原因は詳しく解明されておらず、確立された治療法はない。
ただ治まるのを、じっと待つしかなかった。
「..治る、よね。」
「大丈夫、大丈夫だよ。」
得たいの知れない痛みがまた襲ってくるかもしれない、そう考えると不安に押し潰されそうになった。

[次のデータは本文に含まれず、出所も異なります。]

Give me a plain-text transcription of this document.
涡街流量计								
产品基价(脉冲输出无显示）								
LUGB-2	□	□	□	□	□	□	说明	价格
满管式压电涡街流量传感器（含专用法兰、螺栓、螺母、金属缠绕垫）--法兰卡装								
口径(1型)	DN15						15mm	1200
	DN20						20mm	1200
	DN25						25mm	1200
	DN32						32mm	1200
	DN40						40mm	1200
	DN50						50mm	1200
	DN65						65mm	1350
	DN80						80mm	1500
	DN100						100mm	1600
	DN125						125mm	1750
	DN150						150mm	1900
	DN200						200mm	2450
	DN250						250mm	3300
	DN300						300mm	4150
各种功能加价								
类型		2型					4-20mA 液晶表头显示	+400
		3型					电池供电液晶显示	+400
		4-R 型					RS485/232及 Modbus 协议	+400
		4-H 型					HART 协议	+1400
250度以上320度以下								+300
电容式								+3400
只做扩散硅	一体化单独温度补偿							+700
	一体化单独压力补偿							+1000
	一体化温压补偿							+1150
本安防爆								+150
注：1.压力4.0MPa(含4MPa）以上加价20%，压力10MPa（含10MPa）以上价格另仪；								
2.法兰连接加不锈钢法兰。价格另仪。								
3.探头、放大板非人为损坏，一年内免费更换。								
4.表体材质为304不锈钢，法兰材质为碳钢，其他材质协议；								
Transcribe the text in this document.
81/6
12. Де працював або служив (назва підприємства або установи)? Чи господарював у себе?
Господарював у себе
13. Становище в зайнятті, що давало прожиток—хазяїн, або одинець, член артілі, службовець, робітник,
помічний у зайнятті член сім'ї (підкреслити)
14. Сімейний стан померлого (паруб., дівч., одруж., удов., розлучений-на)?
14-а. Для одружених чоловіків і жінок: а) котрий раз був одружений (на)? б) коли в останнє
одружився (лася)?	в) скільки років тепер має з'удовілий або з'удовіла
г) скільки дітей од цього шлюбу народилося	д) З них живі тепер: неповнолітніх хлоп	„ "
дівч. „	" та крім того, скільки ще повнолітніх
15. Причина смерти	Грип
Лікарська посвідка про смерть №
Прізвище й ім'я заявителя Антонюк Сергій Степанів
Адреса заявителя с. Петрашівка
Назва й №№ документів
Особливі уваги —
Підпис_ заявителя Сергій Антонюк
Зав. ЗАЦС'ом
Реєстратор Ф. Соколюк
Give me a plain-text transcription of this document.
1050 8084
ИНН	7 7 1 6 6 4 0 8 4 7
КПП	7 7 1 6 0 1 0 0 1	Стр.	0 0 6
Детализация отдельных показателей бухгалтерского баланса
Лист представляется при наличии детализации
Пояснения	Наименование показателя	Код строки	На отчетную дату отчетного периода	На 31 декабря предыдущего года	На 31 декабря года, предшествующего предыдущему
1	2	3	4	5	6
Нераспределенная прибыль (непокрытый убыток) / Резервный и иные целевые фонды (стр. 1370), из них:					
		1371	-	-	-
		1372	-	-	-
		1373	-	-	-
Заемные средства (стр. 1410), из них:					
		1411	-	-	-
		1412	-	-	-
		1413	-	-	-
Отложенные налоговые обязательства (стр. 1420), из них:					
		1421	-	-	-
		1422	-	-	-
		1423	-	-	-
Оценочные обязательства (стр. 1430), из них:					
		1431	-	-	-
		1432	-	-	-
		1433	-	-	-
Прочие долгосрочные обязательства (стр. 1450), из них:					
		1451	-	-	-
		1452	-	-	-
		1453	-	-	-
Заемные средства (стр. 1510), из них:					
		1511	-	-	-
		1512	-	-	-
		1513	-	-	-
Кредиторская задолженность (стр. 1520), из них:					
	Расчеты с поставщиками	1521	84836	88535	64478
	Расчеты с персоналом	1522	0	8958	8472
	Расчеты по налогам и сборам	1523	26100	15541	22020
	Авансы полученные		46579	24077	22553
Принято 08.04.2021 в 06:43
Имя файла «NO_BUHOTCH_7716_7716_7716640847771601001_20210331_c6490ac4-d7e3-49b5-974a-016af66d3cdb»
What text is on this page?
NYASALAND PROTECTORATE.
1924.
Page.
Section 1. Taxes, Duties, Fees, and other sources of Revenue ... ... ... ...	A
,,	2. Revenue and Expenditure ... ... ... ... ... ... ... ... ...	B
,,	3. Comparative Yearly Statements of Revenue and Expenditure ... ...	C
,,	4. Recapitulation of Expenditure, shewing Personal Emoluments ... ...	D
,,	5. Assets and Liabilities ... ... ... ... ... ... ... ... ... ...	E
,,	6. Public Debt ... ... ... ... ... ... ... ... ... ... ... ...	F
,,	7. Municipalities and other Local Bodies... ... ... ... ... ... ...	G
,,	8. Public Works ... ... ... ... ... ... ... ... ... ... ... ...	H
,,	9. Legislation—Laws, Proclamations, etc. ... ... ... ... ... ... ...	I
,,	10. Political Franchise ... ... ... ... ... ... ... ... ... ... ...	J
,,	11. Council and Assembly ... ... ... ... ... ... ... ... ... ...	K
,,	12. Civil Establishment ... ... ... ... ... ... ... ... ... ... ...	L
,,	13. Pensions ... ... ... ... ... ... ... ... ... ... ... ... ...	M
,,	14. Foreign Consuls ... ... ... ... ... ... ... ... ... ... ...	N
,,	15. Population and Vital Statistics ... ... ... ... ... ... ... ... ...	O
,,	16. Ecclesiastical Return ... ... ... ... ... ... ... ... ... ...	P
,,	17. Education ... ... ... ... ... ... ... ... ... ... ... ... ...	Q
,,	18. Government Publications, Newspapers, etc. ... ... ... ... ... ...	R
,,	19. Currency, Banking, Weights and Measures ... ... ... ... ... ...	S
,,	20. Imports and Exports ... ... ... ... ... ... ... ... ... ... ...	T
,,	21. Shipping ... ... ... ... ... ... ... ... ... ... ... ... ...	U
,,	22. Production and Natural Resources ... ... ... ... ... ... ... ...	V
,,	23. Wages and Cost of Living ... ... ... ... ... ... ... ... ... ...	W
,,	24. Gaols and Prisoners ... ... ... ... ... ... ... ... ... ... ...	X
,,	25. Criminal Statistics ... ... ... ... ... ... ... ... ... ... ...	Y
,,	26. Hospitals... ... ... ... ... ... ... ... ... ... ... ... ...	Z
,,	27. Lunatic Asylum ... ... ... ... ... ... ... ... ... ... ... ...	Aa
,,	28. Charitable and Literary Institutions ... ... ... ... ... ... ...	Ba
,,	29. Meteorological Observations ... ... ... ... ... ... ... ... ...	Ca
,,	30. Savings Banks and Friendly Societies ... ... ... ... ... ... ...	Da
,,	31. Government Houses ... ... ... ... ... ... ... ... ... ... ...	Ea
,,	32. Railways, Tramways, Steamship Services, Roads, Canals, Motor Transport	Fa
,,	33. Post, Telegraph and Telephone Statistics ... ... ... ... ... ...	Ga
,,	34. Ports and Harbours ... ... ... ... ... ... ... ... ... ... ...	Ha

けれど励ましがあったから、本当に大丈夫のように思えて。
他の誰でもない、朔の言葉だから安心することが出来たのだ。
ようやく今、その理由が何故なのかに気が付いた。
「..俺、朔が好き。」
身体を起こすと、ひとつ深い息を吸って、ぽつりと恋心を吐き出す。
驚いた顔をして目を瞬かせる姿に、恥ずかしさが込み上げ視線を俯かせた。
こんな想いを抱くのは初めてで、煩い位に高鳴る鼓動の抑え方なんて知るはずがない。
ほんの数十秒程度の沈黙さえも長く感じてしまう。
「こっち向いて。」
「..っえ..」
「僕も好きだよ、悠馬のこと。」
真剣な声に顔を上げると、朔がゆるりと首に腕を回してきた。
予想外の展開に面を食らい、ぶわっと頬を赤く火照らせ硬直してしまう。
何がどうなっているのか、理解が追い付かない。
まるで夢でも見ているような、そんな気分だった。
「..っ嬉しい..」
「ふふ、僕も。」
徐々に現状を把握していき、ぽすっと朔の薄い胸に顔を埋める。
同じように好意を抱いてくれていた事実が、こんなにも喜ばしいことなんて。
初めて味わった愛しいという感情は、温かくて優しいものだった。